NMC Healthcare Ltd, which went into administration in 2020 following allegations of a massive accounting fraud, has reportedly received creditors’ approval for the proposed deeds of company arrangement (DOCA) restructuring process. This will allow 34 NMC group companies to exit administration and continue to operate the core business of the NMC group.
And once confirmed by the Abu Dhabi Global Market (ADGM) courts, it is anticipated that implementation of the DOCA shall take between 3 and 5 months, CM Structured Finance (1) Ltd has announced, citing an announcement by NMC on September 1.
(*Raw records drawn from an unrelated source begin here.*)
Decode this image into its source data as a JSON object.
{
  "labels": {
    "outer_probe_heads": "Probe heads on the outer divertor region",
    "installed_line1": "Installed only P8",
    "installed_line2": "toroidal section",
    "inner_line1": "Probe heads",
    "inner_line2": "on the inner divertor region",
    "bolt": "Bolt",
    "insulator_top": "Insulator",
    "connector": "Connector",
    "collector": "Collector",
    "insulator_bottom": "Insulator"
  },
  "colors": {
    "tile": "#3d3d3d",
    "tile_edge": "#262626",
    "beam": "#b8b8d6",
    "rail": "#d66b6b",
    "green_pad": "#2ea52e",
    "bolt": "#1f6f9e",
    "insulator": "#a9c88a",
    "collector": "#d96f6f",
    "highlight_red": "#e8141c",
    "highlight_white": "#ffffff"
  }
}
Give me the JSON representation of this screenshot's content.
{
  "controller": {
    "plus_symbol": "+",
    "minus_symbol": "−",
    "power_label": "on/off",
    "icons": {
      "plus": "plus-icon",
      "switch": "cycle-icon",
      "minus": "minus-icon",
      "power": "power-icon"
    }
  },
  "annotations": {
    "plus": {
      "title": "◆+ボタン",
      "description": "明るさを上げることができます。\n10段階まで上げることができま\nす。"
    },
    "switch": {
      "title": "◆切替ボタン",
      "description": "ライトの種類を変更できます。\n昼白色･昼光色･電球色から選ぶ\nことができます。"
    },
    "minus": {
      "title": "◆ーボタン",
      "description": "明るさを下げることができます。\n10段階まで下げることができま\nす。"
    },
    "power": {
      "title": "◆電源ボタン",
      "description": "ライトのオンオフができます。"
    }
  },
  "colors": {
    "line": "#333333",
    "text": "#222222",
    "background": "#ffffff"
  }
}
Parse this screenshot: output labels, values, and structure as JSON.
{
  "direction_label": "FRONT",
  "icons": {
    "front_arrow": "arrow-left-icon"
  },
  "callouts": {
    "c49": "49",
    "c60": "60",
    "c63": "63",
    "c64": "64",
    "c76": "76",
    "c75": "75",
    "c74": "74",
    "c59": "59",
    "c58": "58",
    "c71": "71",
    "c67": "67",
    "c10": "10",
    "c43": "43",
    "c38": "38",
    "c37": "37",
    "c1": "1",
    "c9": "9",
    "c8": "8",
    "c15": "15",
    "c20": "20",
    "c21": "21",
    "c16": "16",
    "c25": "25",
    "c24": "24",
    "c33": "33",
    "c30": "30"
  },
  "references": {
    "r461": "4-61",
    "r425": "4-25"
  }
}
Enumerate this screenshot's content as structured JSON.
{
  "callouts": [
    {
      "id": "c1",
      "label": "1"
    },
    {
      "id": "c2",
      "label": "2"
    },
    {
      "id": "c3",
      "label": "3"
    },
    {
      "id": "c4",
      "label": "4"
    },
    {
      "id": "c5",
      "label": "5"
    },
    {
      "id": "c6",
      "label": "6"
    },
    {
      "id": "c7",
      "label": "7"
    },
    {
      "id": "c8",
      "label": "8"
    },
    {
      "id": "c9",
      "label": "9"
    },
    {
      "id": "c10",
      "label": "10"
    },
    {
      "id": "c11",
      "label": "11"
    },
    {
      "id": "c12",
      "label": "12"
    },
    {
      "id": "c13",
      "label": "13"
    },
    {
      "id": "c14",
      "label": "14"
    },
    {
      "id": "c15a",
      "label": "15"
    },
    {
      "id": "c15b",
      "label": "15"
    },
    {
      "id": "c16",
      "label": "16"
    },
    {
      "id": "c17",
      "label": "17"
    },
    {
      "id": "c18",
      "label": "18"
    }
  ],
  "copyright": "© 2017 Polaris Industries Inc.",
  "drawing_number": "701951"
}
In 2020, NMC was accused of undisclosed debts of between USD 4 billion and USD 5 billion, including some USD100 million to Mauritian banks, particularly SBM (Mauritius) Ltd of around Rs3.5 billion.
The DOCA’s approval means that NMC’s creditors have voted for an exit from the administration process through a restructuring of the business.
In a document to the Stock Exchange of Mauritius, CM Structured Finance stared that such restructuring of NMC’s business shall result in a “haircut” on the value of NMC’s debts, and creditors receiving certain exit instruments from NMC.
Upon receipt of the said exit instruments, CM Structured Finance intends to redeem the notes and offer noteholders a capital instrument, which shall reflect the economic rights associated with NMC’s exit instruments.